How to manage and resolve conflict at work

Resolve conflict at work

What can you do when your boss holds all the cards and enjoys giving you a hard time? Or When an employee you really depend on is constantly whining and difficult? Or when vitally important clients insist on being demeaning? In this article, Peter Coleman and Robert Ferguson, authors of Making Conflict Work, give you five key questions to ask yourself when conflict arises.


Conflict comes with human relationships; it is inevitable when people are honest, innovative, or simply working together. It can spring from differences in goals, personalities, leadership styles, or a thousand other things. The challenge is to manage and resolve conflicts – and harness their energy – with strategies that further your goals, the mission of the organization, and take others needs into account.

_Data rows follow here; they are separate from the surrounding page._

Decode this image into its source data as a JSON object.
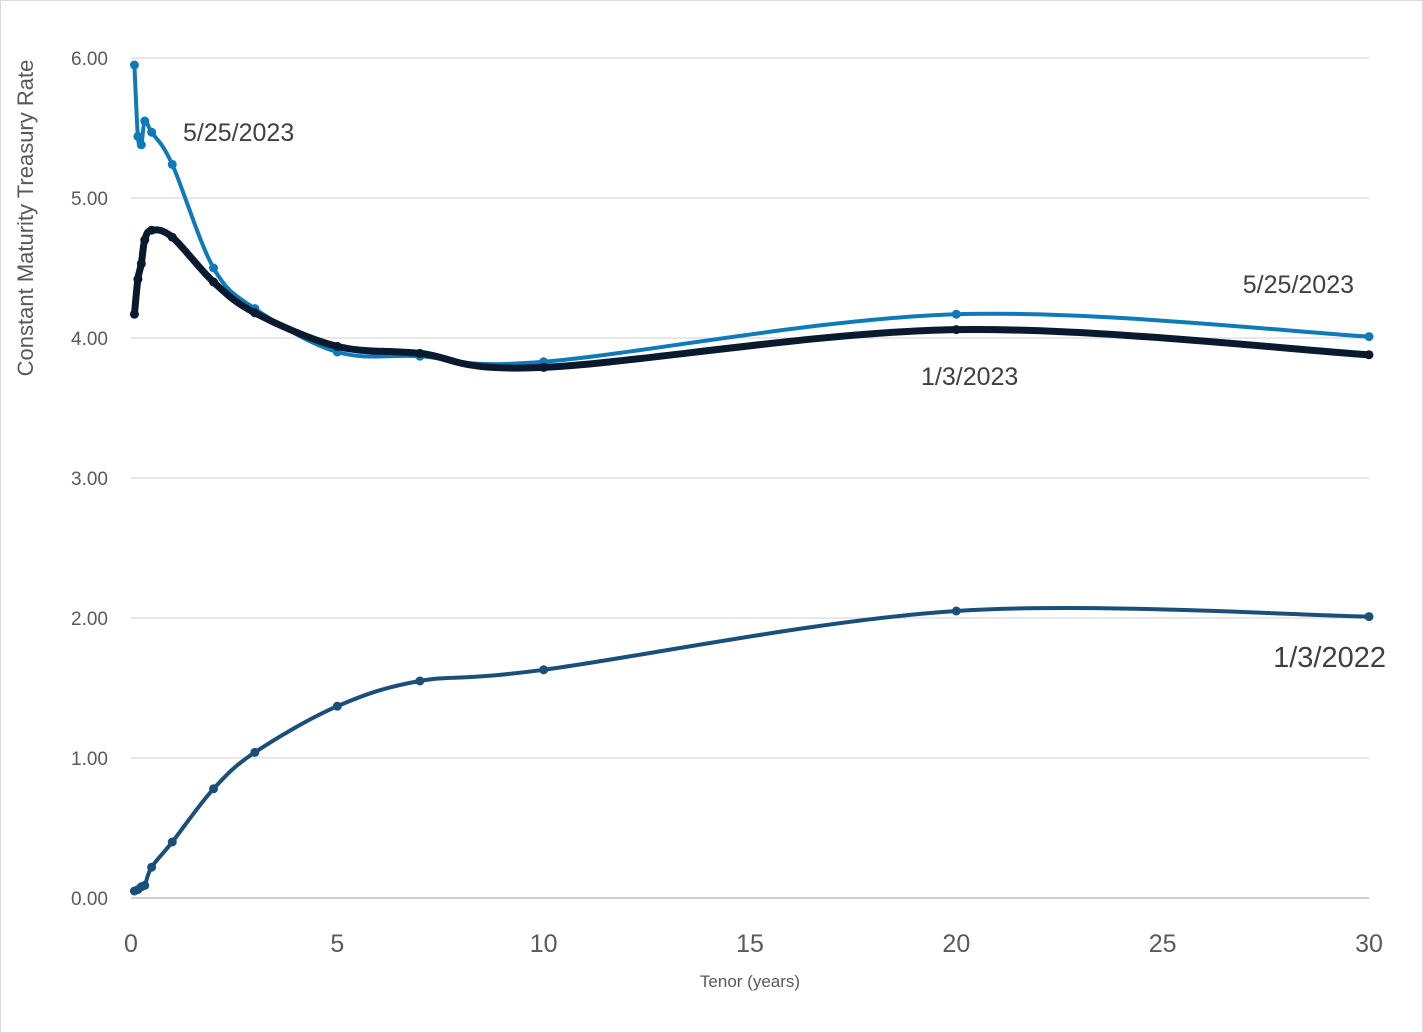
{
  "chart_data": {
    "type": "line",
    "xlabel": "Tenor (years)",
    "ylabel": "Constant Maturity Treasury Rate",
    "xlim": [
      0,
      30
    ],
    "ylim": [
      0,
      6
    ],
    "x_ticks": [
      "0",
      "5",
      "10",
      "15",
      "20",
      "25",
      "30"
    ],
    "y_ticks": [
      "0.00",
      "1.00",
      "2.00",
      "3.00",
      "4.00",
      "5.00",
      "6.00"
    ],
    "grid": "horizontal",
    "legend": "none",
    "series": [
      {
        "color": "#0f7ab8",
        "points": [
          [
            0.083,
            5.95
          ],
          [
            0.167,
            5.44
          ],
          [
            0.25,
            5.38
          ],
          [
            0.333,
            5.55
          ],
          [
            0.5,
            5.47
          ],
          [
            1,
            5.24
          ],
          [
            2,
            4.5
          ],
          [
            3,
            4.21
          ],
          [
            5,
            3.9
          ],
          [
            7,
            3.87
          ],
          [
            10,
            3.83
          ],
          [
            20,
            4.17
          ],
          [
            30,
            4.01
          ]
        ]
      },
      {
        "color": "#0a1a2e",
        "points": [
          [
            0.083,
            4.17
          ],
          [
            0.167,
            4.42
          ],
          [
            0.25,
            4.53
          ],
          [
            0.333,
            4.7
          ],
          [
            0.5,
            4.77
          ],
          [
            1,
            4.72
          ],
          [
            2,
            4.4
          ],
          [
            3,
            4.18
          ],
          [
            5,
            3.94
          ],
          [
            7,
            3.89
          ],
          [
            10,
            3.79
          ],
          [
            20,
            4.06
          ],
          [
            30,
            3.88
          ]
        ]
      },
      {
        "color": "#1a4f7a",
        "points": [
          [
            0.083,
            0.05
          ],
          [
            0.167,
            0.06
          ],
          [
            0.25,
            0.08
          ],
          [
            0.333,
            0.09
          ],
          [
            0.5,
            0.22
          ],
          [
            1,
            0.4
          ],
          [
            2,
            0.78
          ],
          [
            3,
            1.04
          ],
          [
            5,
            1.37
          ],
          [
            7,
            1.55
          ],
          [
            10,
            1.63
          ],
          [
            20,
            2.05
          ],
          [
            30,
            2.01
          ]
        ]
      }
    ],
    "annotations": [
      {
        "text": "5/25/2023",
        "near_series": 0,
        "position": "upper-left"
      },
      {
        "text": "5/25/2023",
        "near_series": 0,
        "position": "right"
      },
      {
        "text": "1/3/2023",
        "near_series": 1,
        "position": "right-middle"
      },
      {
        "text": "1/3/2022",
        "near_series": 2,
        "position": "right"
      }
    ]
  }
}
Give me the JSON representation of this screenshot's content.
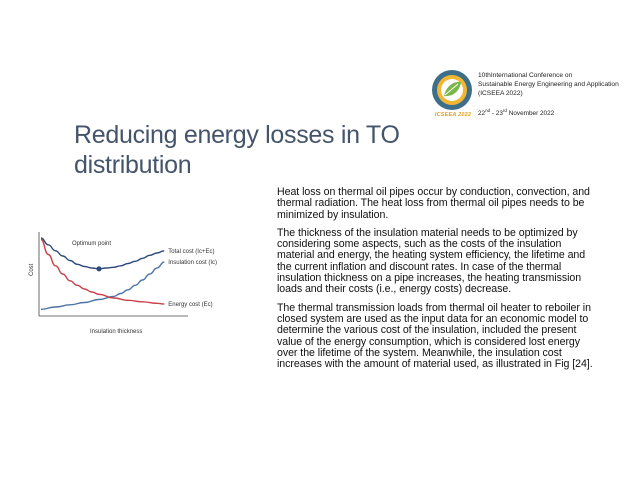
{
  "banner": {
    "logo_caption": "ICSEEA 2022",
    "line1": "10thInternational Conference on",
    "line2": "Sustainable Energy Engineering and Application",
    "line3": "(ICSEEA 2022)",
    "date_prefix": "22",
    "date_sup1": "nd",
    "date_mid": " - 23",
    "date_sup2": "rd",
    "date_suffix": " November 2022"
  },
  "slide": {
    "title": "Reducing energy losses in TO distribution",
    "paragraphs": [
      "Heat loss on thermal oil pipes occur by conduction, convection, and thermal radiation.  The heat loss from thermal oil pipes needs to be minimized by insulation.",
      "The thickness of the insulation material needs to be optimized by considering some aspects, such as the costs of the insulation material and energy, the heating system efficiency, the lifetime and the current inflation and discount rates. In case of the thermal insulation thickness on a pipe increases, the heating transmission loads and their costs (i.e., energy costs) decrease.",
      "The thermal transmission loads from thermal oil heater to reboiler in closed system are used as the input data for an economic model to determine the various cost of the insulation, included the present value of the energy consumption, which is considered lost energy over the lifetime of the system. Meanwhile, the insulation cost increases with the amount of material used, as illustrated in Fig [24]."
    ]
  },
  "chart_data": {
    "type": "line",
    "title": "",
    "xlabel": "Insulation thickness",
    "ylabel": "Cost",
    "annotation": "Optimum point",
    "optimum_x": 0.4,
    "xlim": [
      0,
      1
    ],
    "ylim": [
      0,
      1
    ],
    "series": [
      {
        "name": "Total cost (Ic+Ec)",
        "color": "#2e4a7a",
        "x": [
          0.0,
          0.05,
          0.1,
          0.15,
          0.2,
          0.25,
          0.3,
          0.35,
          0.4,
          0.45,
          0.5,
          0.55,
          0.6,
          0.65,
          0.7,
          0.75,
          0.8,
          0.85
        ],
        "y": [
          1.0,
          0.91,
          0.83,
          0.76,
          0.7,
          0.65,
          0.62,
          0.6,
          0.59,
          0.6,
          0.61,
          0.63,
          0.66,
          0.69,
          0.73,
          0.77,
          0.8,
          0.83
        ]
      },
      {
        "name": "Insulation cost (Ic)",
        "color": "#4a74a8",
        "x": [
          0.0,
          0.1,
          0.2,
          0.3,
          0.4,
          0.5,
          0.55,
          0.6,
          0.65,
          0.7,
          0.75,
          0.8,
          0.85
        ],
        "y": [
          0.05,
          0.08,
          0.11,
          0.14,
          0.18,
          0.22,
          0.26,
          0.31,
          0.37,
          0.44,
          0.52,
          0.6,
          0.68
        ]
      },
      {
        "name": "Energy cost (Ec)",
        "color": "#c9414a",
        "x": [
          0.0,
          0.05,
          0.1,
          0.15,
          0.2,
          0.25,
          0.3,
          0.35,
          0.4,
          0.5,
          0.6,
          0.7,
          0.8,
          0.85
        ],
        "y": [
          0.98,
          0.78,
          0.63,
          0.52,
          0.43,
          0.37,
          0.32,
          0.28,
          0.25,
          0.2,
          0.17,
          0.15,
          0.13,
          0.12
        ]
      }
    ]
  }
}
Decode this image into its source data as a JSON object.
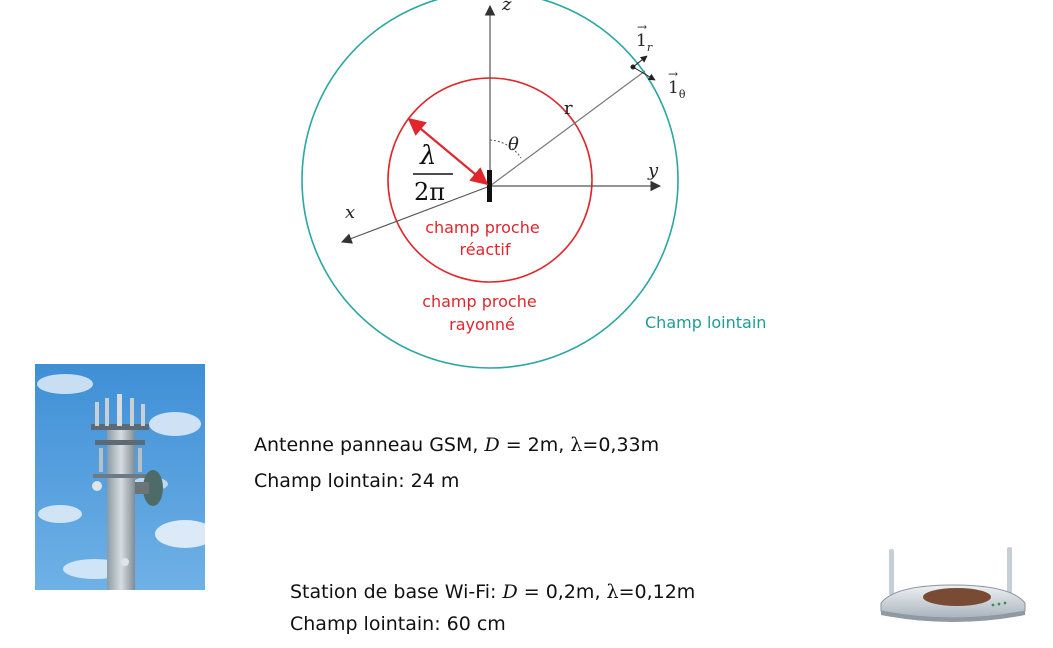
{
  "diagram": {
    "axis_z": "z",
    "axis_y": "y",
    "axis_x": "x",
    "radius_label": "r",
    "theta_label": "θ",
    "unit_r": "1",
    "unit_r_sub": "r",
    "unit_theta": "1",
    "unit_theta_sub": "θ",
    "lambda_num": "λ",
    "lambda_den": "2π",
    "near_reactive": [
      "champ proche",
      "réactif"
    ],
    "near_radiating": [
      "champ proche",
      "rayonné"
    ],
    "far_field": "Champ lointain",
    "colors": {
      "far_circle": "#2aa7a3",
      "near_circle": "#e0262c",
      "axes": "#555555",
      "near_text": "#e0262c",
      "far_text": "#1f9c98"
    }
  },
  "gsm": {
    "pre": "Antenne panneau GSM, ",
    "d_symbol": "D",
    "d_value": " = 2m, ",
    "lambda_symbol": "λ",
    "lambda_value": "=0,33m",
    "far_label": "Champ lointain: 24 m"
  },
  "wifi": {
    "pre": "Station de base Wi-Fi: ",
    "d_symbol": "D",
    "d_value": " = 0,2m, ",
    "lambda_symbol": "λ",
    "lambda_value": "=0,12m",
    "far_label": "Champ lointain: 60 cm"
  },
  "images": {
    "tower": "gsm-tower-photo",
    "router": "wifi-router-photo"
  }
}
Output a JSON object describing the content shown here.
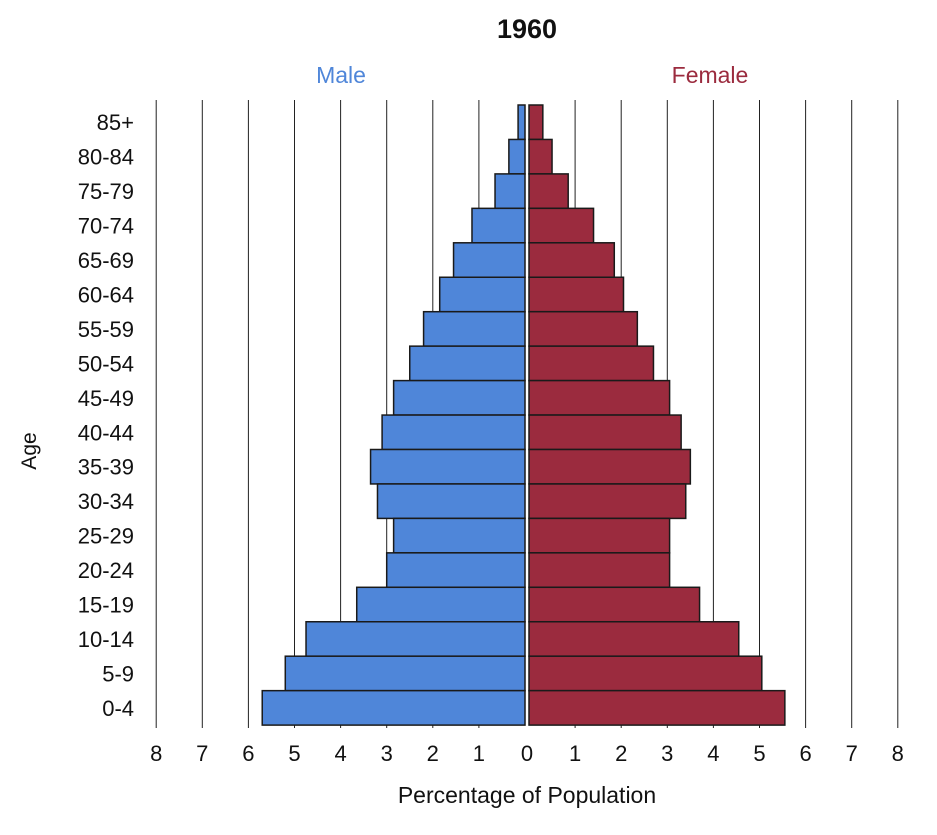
{
  "chart_data": {
    "type": "bar",
    "orientation": "horizontal-population-pyramid",
    "title": "1960",
    "xlabel": "Percentage of Population",
    "ylabel": "Age",
    "xlim": [
      0,
      8
    ],
    "x_ticks": [
      "8",
      "7",
      "6",
      "5",
      "4",
      "3",
      "2",
      "1",
      "0",
      "1",
      "2",
      "3",
      "4",
      "5",
      "6",
      "7",
      "8"
    ],
    "grid": "vertical",
    "categories": [
      "85+",
      "80-84",
      "75-79",
      "70-74",
      "65-69",
      "60-64",
      "55-59",
      "50-54",
      "45-49",
      "40-44",
      "35-39",
      "30-34",
      "25-29",
      "20-24",
      "15-19",
      "10-14",
      "5-9",
      "0-4"
    ],
    "series": [
      {
        "name": "Male",
        "side": "left",
        "color": "#4f86d9",
        "values": [
          0.15,
          0.35,
          0.65,
          1.15,
          1.55,
          1.85,
          2.2,
          2.5,
          2.85,
          3.1,
          3.35,
          3.2,
          2.85,
          3.0,
          3.65,
          4.75,
          5.2,
          5.7
        ]
      },
      {
        "name": "Female",
        "side": "right",
        "color": "#9b2b3e",
        "values": [
          0.3,
          0.5,
          0.85,
          1.4,
          1.85,
          2.05,
          2.35,
          2.7,
          3.05,
          3.3,
          3.5,
          3.4,
          3.05,
          3.05,
          3.7,
          4.55,
          5.05,
          5.55
        ]
      }
    ]
  }
}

Making conflict work takes thoughtfulness and savvy. To be effective when conflict strikes, ask yourself these five questions:


  1. What are my goals? There is no point to engaging in conflict if you have nothing to gain. You have to want something. A promotion. A reference. A shared victory. New customers. Money. Meaning. Something. Without a goal, conflict is just idle argument, or ego, or noise. Clarifying your goal in a specific situation is first base.
  2. How important to me is the other person? Okay, so you disagree with someone. Maybe a peer, a supervisor, or a direct report. How much do you need this person in this specific circumstance? Do you want to maintain or enhance this relationship going forward? Can you walk away from this situation without consequence? If you have no need to remain in this relationship (for example if it is a one-time encounter), there is little point in engaging in conflict. Why expend the energy and angst? Conflict engagement is best reserved for situations where you need the other person. If you don’t, you can sidestep the disagreement and pursue your goals independently through other means. If you do need the other person, you need a strategy.
  3. Is the other party with me or against me (or both)? Are they on my side? Do they share my goals and concerns? Are they likely to help or harm me? Can I trust them? In other words, are there grounds for cooperation? Or is this a purely competitive conflict where I have to play hard and play smart to win? Or, is this some combination of both?
  4. Am I more powerful than the other party, less, or are we equals? Who is in charge here? Do they have authority over me? Do I have power over them? When equal, a crucial conversation may suffice: establish safety, talk it out, resolve it, done. But if you have more power, or less, it will take additional skills to get to the real issues and achieve your goals. If you have less power, you risk overstepping your bounds or inviting abuse. If you have more power, you risk eliciting dishonesty or sabotage from your supervisee. Ignoring power differences, and lacking a strategy for them, renders standard conflict resolution methods mostly ineffective.
  5. What strategy fits this current situation? Once you answer the first four questions, you are ready for the big decision: what should I do? Conflict situations are addressed most effectively when the strategy fits the specific situation. New research has revealed a menu of effective options for making conflict work at work: By employing Pragmatic Benevolence, Cultivated Support, Constructive Dominance, Strategic Appeasement, Selective Autonomy, or Principled Rebellion. The key is in knowing when and how to employ each.